# The ultimate spinning wheel I'm dieing to have...



## IowaLez (Mar 6, 2006)

was on ebay, but the listing expired and the photos went away, so forget this post, the link no longer works. It was a Timbertops chair wheel from England.


----------



## Katherine in KY (May 11, 2002)

I saw that; it was pretty cool. Timbertops are being made again, so maybe you can get a new one


----------



## frazzlehead (Aug 23, 2005)

I just had to go see what this wheel is ...

Found pics here: http://jennyk.co.uk/spinning/chair_wheel.html

WOW!!!

I want one too.


----------



## IowaLez (Mar 6, 2006)

WIHH,

it's an accelerating wheel. You treadle the first wheel, which connects to the second one which goes faster yet, and the second wheel is connected to the flyer and that goes even faster. So you could do one treadle and have the flyer turn 30 times! It is for production spinning. Timbertops makes a second double wheel, called the Beaver. But the Conn chair wheel has two maidens so the flyer can be either on your left or your right, as you prefer. And it is more compact.

The lady told me they plan to start manufacturing the chair wheel around Xmas time. I hope it's cheaper than the $1950 the auctioner was asking.

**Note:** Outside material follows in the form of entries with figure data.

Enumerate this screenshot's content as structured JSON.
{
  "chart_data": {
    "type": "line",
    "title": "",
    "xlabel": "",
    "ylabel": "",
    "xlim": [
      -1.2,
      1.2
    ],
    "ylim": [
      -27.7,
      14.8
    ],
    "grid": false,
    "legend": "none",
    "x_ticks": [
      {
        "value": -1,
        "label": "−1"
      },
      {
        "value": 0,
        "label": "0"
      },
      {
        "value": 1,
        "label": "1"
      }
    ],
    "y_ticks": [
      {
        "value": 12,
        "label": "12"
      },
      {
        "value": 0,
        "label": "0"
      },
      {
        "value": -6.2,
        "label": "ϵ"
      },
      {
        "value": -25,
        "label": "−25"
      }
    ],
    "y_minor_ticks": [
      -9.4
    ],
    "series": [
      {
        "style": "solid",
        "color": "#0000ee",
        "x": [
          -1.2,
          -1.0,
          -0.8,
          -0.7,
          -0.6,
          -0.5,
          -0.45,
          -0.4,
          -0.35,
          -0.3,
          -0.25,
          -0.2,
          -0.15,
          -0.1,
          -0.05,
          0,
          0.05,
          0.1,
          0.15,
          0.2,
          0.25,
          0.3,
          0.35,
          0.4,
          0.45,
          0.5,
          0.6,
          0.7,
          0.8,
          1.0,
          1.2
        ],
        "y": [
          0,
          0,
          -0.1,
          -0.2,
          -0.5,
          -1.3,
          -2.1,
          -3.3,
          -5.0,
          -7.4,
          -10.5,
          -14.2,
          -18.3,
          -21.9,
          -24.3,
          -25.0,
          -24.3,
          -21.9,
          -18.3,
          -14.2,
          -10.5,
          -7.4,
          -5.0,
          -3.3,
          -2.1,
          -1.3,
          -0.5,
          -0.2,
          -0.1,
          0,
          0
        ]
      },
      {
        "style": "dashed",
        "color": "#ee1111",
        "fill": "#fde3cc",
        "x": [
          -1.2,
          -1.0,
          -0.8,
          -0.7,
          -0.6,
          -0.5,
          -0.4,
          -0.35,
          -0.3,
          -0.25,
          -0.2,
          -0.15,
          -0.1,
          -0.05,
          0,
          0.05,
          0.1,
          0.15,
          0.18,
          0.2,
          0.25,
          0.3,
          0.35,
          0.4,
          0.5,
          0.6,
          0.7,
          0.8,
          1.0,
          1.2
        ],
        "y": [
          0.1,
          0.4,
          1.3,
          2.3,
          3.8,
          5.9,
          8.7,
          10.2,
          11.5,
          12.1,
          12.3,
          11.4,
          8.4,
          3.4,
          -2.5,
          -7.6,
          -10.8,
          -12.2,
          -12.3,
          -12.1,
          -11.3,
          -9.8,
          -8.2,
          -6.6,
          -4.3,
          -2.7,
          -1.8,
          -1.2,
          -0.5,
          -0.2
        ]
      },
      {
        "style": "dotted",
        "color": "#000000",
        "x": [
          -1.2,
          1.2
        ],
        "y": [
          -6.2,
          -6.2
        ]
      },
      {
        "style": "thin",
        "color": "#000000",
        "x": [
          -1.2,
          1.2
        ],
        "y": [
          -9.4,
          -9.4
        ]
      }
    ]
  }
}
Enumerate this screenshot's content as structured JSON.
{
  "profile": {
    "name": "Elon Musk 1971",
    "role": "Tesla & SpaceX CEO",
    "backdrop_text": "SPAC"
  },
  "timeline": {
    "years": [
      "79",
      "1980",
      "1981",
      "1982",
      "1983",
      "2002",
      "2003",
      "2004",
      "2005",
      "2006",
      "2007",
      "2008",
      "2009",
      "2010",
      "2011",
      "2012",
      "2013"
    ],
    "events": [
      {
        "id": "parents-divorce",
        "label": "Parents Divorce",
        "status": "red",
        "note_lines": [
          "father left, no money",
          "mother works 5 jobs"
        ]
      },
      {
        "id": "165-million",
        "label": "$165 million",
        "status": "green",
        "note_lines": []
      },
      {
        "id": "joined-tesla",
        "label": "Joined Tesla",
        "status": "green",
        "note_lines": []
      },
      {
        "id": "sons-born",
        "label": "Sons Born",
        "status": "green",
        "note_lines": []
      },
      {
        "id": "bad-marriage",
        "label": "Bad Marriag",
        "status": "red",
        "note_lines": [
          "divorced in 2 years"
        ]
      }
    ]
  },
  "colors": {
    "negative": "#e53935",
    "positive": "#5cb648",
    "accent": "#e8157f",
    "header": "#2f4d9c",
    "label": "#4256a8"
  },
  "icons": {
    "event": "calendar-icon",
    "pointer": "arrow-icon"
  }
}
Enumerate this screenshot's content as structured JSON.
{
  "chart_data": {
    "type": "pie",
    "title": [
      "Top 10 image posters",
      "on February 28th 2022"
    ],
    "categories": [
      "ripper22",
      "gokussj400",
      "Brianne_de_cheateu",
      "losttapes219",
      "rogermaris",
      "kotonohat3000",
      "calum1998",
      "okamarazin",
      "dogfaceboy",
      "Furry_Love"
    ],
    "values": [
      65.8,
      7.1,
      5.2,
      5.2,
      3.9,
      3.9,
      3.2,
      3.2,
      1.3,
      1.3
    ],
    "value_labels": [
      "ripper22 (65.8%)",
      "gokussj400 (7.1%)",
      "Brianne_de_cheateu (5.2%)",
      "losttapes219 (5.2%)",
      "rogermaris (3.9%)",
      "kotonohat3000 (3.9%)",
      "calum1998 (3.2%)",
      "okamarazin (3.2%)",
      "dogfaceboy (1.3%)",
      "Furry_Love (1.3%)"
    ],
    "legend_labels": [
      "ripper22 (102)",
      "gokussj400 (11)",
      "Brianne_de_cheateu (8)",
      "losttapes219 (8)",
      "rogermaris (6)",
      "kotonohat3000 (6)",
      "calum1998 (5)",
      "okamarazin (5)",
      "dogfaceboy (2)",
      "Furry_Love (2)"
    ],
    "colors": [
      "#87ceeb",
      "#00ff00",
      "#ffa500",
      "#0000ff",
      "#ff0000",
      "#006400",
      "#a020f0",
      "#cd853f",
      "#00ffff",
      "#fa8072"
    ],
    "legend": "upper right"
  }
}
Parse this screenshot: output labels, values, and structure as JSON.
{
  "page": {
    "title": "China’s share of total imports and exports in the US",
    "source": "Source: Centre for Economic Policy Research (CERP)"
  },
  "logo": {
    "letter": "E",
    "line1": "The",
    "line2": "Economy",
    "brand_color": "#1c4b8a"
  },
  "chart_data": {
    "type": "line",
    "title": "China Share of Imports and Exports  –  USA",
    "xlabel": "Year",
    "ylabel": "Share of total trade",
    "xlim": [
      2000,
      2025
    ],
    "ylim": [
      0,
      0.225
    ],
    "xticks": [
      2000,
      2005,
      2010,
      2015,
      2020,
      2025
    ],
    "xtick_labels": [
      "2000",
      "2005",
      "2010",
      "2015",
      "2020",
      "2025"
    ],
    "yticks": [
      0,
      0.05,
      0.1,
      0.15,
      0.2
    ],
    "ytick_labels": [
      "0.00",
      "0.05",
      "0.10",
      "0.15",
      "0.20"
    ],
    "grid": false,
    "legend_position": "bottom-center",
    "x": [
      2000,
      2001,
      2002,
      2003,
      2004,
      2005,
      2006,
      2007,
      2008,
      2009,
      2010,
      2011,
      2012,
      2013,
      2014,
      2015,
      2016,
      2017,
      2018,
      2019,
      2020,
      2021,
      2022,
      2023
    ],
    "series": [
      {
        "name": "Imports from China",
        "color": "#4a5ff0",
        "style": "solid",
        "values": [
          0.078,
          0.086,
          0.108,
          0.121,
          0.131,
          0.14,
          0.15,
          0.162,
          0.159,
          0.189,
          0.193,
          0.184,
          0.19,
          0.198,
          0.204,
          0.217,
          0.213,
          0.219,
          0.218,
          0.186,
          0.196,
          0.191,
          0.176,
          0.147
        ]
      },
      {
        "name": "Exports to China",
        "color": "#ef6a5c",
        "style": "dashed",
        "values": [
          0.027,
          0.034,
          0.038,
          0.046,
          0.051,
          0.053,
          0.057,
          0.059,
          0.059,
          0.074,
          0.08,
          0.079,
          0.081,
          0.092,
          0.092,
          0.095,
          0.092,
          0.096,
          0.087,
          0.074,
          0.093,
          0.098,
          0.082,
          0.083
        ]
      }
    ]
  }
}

I spun once on a Beaver at Convergence 1990 and the maker was nasty and laughed at me, it was too fast for me, and he had a serious customer on his other demo wheel and wanted me to get lost. It made a memorable impression on me, the wheel not the nasty man, and I have lusted after this darn thing ever since.


----------



## 7thswan (Nov 18, 2008)

WIHH, it's also called a Gossip Wheel , 2 people can spin together or one person can spin with both hands.


----------



## Ozarkquilter46 (Jun 5, 2002)

this is my dream wheel
http://www.colinadelcarl.com/ashley.htm


----------



## SleepersCreek (Oct 15, 2009)

There is another one on there now! I think it ends the 18th of Oct.
Lisa


----------



## SleepersCreek (Oct 15, 2009)

There's another one on there now! It ends 10/18


----------